So, it’s the first day of classes, the start of a new year, in (for me) a new world. I, who attended a very small liberal arts university in rural Missouri, USA and majored in literature and equine science, was very excited to spend the year out of my professional attire and back in student dress. My experience at my undergraduate uni was that your first week of classes, you wore jeans and a nice top, but by the second week trackies and hoodies were practically mandatory. Attending lectures and seminars meant that I could revert back from my brief foray into adulthood and settle comfortably in pyjamas again. So, on my first day of graduate school, I showed up in jeans, an ironic t-shirt and trainers pleased with myself and fully expecting to fit right in.

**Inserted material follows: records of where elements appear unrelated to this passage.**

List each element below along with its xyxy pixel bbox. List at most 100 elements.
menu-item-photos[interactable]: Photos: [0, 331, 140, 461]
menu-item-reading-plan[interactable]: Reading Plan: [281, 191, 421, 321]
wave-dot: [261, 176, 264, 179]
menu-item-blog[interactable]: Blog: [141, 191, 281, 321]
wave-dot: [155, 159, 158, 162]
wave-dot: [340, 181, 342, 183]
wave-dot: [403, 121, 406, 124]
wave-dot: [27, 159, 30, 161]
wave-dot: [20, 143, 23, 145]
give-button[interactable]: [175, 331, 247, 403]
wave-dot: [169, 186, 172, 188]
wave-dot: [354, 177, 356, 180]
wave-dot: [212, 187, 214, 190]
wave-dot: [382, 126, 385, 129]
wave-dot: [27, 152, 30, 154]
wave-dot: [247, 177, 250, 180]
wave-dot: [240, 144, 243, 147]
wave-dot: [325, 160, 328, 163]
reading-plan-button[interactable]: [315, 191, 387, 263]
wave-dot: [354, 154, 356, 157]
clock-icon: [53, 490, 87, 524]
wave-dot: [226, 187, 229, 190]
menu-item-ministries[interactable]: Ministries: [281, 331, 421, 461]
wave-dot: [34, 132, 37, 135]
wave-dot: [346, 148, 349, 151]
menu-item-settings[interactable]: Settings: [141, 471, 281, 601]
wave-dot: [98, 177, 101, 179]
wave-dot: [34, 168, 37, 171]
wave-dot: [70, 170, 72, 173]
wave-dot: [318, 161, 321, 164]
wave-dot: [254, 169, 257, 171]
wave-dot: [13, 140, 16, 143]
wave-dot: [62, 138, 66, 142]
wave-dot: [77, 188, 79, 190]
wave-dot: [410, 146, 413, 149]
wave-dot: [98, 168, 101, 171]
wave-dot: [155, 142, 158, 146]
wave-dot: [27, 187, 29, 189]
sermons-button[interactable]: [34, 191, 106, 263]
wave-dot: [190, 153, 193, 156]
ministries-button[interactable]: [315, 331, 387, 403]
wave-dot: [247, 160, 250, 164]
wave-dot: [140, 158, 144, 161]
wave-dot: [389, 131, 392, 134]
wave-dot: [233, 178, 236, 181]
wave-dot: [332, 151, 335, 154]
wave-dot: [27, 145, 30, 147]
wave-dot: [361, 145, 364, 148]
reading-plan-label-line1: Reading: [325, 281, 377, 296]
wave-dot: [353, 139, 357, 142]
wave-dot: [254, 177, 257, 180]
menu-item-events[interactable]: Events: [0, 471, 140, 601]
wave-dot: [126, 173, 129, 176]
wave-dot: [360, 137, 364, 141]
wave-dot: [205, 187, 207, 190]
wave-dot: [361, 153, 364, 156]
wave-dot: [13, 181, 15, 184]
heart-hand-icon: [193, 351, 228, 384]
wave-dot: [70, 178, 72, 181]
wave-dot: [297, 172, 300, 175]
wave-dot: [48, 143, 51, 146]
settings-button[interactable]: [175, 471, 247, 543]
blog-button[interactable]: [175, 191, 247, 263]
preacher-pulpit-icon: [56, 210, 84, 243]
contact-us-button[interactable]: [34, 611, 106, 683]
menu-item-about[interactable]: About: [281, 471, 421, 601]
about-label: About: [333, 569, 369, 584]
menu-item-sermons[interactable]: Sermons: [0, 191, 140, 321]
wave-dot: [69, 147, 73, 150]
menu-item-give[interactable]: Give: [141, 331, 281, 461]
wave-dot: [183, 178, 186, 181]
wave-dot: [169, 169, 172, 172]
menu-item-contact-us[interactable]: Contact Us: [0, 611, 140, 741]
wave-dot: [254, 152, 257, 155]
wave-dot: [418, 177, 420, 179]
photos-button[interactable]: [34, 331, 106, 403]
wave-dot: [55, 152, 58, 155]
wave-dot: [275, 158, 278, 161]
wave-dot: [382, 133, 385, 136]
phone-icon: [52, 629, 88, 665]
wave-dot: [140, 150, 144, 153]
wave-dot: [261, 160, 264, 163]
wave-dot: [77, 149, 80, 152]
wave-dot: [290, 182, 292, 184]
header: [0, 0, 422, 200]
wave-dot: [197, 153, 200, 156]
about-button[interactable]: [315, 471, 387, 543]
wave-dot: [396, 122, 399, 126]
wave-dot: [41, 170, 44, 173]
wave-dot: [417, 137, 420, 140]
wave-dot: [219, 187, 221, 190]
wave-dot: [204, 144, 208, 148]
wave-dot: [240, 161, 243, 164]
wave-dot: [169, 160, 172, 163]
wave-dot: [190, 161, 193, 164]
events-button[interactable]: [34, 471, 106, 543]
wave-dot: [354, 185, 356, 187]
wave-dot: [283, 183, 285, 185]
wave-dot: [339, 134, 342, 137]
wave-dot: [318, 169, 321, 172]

It came as a bit of a shock to me when person after person came filing into the room wearing stylish skirts and cute dresses there were shirts and even blazers, nice little flats and shoes, hair neatly done and in full make-up. I simply did not understand. We are students. Students don’t try. What was this? Was it just that I had chosen to go to school in the UK and this was how they dressed? But there were several other Americans on my course and they blended seamlessly with the others. Was it that it was grad school so now all the stakes were higher and you had to dress nicer too? Was it that I had chosen to pursue a course in humanities, where my feet would be firmly rooted in the library for hours on end, rather than the barn? Or had I simply missed a memo that said “welcome to adulthood, we expect real clothes here”? In the midst of these questions, chasing each other around my mind, I managed to come up with a very reasonable argument to calm myself. It was the first day. Everybody tries a little harder on the first day. Nothing to worry about. I was sure to see hoodies in a week or so. But I was sweating it. I had packed for a year of casual. I’d brought two pairs of nice trousers and three nice tops that could reasonably be considered professional. Everything else was the epitome of liberal-arts-student dress. I had a bank account that was fully funded by the US government and was more than aware that I needed to skimp to feed myself so a shopping spree simply wasn’t an option.

I clung to my theory of first-day-fancy as though it was my lifeline. By week three, that lifeline was cut. Everybody continued to show up to lectures dressed like they were headed to work, so I decided to embrace my fate. I was ‘that girl’. My jeans weren’t skinny, my hair was in a pony tail, I wore my trainers and my ironic t-shirts and you know what? Nobody said anything. My seminar teachers took my contributions seriously, I did well on my term papers, I even got a work experience position at a publisher’s. I finished my dissertation, in fact, I might even graduate, though I still don’t have my dissertation marks, but that’s a huffy rant for another time. Shockingly, the world did not stop turning due to my apparently poor sense of academic fashion. It didn’t ostracise me or make me fail, in fact, I’m not sure anybody even noticed. All that anxiety for nothing. Welcome to life.